Facts: Baked potato chips are lower in calories at 120 calories per ounce (one handful) compared with 130 for Flat Earth chips. Plus, the Flat Earth chips have more fat. In fact, when you look at the ingredients for the Flat Earth chips and compare them with baked potato chips, the potato chips look better. At least the first ingredient for the chips is dehydrated potatoes, whereas the Flat Earth Fruit or Veggie Crisps have flour as their first ingredients.

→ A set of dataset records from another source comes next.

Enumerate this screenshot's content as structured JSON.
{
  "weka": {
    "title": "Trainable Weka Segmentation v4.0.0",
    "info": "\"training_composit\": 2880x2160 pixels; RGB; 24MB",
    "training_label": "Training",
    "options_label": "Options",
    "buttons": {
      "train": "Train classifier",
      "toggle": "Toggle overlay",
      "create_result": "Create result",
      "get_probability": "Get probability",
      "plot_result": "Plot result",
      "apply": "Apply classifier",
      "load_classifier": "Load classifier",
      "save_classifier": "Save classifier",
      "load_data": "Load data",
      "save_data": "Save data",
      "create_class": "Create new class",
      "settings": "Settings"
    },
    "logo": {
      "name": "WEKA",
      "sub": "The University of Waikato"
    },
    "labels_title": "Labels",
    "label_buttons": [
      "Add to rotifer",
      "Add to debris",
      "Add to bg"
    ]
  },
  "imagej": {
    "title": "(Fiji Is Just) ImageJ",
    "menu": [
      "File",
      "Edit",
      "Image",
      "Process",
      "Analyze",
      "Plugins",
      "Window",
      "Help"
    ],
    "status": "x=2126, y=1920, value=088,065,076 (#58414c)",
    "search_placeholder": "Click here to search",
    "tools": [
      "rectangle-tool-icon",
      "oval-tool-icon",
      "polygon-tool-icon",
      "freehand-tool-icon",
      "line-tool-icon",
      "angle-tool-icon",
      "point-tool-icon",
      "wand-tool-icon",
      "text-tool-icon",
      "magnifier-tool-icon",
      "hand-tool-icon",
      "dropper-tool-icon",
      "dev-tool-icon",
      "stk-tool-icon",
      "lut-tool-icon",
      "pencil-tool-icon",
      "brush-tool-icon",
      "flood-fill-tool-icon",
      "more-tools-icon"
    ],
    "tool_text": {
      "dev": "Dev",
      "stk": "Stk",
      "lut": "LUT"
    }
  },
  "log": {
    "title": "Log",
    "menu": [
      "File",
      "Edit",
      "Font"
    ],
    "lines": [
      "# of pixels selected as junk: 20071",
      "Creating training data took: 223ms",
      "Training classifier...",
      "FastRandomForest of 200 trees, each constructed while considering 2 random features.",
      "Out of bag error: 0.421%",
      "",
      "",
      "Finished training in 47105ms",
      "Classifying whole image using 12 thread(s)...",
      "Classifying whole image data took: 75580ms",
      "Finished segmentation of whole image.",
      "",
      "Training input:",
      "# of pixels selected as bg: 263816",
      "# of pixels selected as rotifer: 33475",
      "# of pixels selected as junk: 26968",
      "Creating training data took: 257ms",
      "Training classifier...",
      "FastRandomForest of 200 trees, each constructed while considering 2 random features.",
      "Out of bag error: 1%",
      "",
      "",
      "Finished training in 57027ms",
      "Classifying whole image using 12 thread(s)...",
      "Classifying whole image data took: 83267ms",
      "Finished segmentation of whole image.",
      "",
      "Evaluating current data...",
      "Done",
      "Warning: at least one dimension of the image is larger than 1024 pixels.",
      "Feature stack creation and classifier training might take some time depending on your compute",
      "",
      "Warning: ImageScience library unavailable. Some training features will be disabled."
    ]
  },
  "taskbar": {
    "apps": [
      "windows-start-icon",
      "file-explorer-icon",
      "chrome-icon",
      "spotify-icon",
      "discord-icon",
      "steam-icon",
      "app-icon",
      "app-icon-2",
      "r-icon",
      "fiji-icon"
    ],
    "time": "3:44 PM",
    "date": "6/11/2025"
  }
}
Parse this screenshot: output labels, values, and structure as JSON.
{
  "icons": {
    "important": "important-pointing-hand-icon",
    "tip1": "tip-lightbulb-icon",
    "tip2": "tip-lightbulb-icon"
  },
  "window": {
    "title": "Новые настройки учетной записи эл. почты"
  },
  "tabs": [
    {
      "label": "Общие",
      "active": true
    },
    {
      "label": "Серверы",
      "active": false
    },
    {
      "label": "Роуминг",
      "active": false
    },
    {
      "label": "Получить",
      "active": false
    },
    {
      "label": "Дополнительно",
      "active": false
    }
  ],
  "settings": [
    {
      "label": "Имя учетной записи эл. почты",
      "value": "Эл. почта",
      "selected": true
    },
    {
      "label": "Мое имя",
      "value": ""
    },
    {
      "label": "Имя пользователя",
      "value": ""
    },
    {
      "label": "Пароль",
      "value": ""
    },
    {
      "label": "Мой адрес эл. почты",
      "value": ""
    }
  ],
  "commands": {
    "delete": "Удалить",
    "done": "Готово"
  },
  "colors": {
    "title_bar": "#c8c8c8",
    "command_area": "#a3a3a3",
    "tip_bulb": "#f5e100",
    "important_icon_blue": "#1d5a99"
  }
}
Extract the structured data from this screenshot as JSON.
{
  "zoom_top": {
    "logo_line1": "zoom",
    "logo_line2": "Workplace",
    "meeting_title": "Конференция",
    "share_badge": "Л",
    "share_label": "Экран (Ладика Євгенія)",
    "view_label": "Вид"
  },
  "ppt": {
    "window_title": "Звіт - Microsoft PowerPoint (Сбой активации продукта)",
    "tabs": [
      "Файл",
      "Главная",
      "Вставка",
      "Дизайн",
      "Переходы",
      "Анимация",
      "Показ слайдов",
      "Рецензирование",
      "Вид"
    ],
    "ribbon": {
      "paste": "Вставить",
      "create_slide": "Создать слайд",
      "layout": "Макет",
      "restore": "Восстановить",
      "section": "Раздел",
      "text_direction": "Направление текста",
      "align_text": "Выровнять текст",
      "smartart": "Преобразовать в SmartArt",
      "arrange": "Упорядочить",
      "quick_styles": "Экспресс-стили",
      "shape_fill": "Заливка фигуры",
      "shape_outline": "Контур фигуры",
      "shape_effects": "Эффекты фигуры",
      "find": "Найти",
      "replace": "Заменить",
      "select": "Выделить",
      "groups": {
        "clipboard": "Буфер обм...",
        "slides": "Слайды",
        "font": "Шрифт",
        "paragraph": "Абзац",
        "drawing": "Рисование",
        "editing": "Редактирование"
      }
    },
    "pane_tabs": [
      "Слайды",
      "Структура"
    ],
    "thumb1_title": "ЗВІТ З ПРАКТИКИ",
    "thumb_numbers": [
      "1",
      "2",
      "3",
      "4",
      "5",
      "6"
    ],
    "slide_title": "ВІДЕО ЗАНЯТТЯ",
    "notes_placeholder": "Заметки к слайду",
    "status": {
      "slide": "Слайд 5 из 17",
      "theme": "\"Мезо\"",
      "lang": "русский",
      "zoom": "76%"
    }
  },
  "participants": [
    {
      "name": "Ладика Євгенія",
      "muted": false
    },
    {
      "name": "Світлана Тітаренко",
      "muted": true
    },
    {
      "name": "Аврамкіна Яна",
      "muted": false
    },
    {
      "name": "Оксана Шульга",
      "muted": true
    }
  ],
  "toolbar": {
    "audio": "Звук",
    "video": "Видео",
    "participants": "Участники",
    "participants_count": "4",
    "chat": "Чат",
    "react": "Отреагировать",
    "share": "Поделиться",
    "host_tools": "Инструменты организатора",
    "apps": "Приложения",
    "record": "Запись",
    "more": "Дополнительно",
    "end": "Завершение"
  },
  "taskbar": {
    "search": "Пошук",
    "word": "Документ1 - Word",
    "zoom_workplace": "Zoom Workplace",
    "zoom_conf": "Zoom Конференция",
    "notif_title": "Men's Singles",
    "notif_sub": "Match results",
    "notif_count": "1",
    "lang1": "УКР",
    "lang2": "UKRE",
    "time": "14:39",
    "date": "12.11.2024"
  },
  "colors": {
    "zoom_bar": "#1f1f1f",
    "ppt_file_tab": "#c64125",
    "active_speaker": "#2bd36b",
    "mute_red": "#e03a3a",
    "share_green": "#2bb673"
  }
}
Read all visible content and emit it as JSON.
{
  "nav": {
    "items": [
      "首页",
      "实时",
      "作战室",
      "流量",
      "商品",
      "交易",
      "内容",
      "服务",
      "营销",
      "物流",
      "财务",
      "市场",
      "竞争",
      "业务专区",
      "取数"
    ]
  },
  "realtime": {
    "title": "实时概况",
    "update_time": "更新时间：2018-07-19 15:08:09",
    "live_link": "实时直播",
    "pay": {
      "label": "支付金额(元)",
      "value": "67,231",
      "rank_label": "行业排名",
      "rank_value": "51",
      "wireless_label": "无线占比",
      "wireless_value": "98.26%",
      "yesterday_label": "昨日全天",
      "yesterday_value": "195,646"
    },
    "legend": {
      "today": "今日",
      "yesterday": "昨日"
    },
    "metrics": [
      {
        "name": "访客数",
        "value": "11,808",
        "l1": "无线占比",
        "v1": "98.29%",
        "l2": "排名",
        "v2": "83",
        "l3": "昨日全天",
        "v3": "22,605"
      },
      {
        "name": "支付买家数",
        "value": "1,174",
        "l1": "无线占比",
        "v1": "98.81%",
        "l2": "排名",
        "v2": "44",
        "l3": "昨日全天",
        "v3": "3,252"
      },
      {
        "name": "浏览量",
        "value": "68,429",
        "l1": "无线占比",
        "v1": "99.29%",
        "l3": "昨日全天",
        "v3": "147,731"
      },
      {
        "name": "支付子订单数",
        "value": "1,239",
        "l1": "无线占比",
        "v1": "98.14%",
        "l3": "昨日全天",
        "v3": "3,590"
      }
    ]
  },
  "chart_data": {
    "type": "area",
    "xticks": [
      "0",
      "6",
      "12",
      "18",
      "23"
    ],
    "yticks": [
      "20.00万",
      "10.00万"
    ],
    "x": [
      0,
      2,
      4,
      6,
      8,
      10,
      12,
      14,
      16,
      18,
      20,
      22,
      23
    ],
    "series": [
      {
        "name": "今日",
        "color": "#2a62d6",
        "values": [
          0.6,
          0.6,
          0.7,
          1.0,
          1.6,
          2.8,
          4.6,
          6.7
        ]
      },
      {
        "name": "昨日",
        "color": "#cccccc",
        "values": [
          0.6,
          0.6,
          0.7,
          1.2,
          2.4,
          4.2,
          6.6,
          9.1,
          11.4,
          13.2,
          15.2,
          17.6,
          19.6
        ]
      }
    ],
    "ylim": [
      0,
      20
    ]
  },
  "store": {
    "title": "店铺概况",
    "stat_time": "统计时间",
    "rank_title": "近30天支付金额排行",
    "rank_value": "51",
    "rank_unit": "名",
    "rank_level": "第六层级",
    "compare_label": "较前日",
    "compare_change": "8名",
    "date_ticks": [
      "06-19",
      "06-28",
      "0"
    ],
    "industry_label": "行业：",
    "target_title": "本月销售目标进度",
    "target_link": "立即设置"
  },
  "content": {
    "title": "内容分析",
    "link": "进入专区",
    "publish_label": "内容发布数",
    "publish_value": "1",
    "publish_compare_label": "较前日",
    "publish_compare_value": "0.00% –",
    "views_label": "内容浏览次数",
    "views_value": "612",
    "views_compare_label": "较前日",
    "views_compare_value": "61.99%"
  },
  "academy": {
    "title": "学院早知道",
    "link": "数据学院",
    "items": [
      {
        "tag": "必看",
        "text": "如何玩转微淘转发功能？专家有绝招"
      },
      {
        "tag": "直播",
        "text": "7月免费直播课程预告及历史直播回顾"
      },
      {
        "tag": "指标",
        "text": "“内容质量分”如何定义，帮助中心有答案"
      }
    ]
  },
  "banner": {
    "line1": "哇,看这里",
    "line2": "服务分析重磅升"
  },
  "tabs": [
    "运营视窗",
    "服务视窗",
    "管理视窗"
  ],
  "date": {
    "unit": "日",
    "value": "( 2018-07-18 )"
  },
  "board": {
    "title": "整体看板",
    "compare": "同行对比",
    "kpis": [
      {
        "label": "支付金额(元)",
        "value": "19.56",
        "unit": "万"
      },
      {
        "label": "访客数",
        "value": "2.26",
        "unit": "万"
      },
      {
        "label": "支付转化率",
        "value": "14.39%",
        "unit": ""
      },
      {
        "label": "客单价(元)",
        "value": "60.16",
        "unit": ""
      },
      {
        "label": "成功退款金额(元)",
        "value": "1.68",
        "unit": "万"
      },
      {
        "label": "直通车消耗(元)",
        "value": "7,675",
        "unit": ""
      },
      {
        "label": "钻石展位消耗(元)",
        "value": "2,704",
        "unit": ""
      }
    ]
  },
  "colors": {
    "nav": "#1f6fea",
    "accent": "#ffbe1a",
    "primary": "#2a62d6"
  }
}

“The veggie versions’ primary ingredients are rice flour, potato flakes and corn oil. Pumpkin — which is what boosts the Daily Value of vitamin A to 20 percent — comes up sixth on the ingredient list. Tomato paste, the other vegetable used, is even farther down the ingredient list. The farther down the ingredient list, the less of the ingredient there is in the product. The fruit versions at least have dried apples within the first three ingredients,” says Sandon. Oh, and if you’re wondering about taste, they do taste good, but they’re still chips.

Concerns: It’s easy to believe you’re purchasing a “better-for-you” food and be lulled into a false sense that eating Flat Earth Crisps is healthy.

Bottom line: Chips of any kind are not replacements for real fruits and vegetables — this is really just another type of snack food, no better than any other.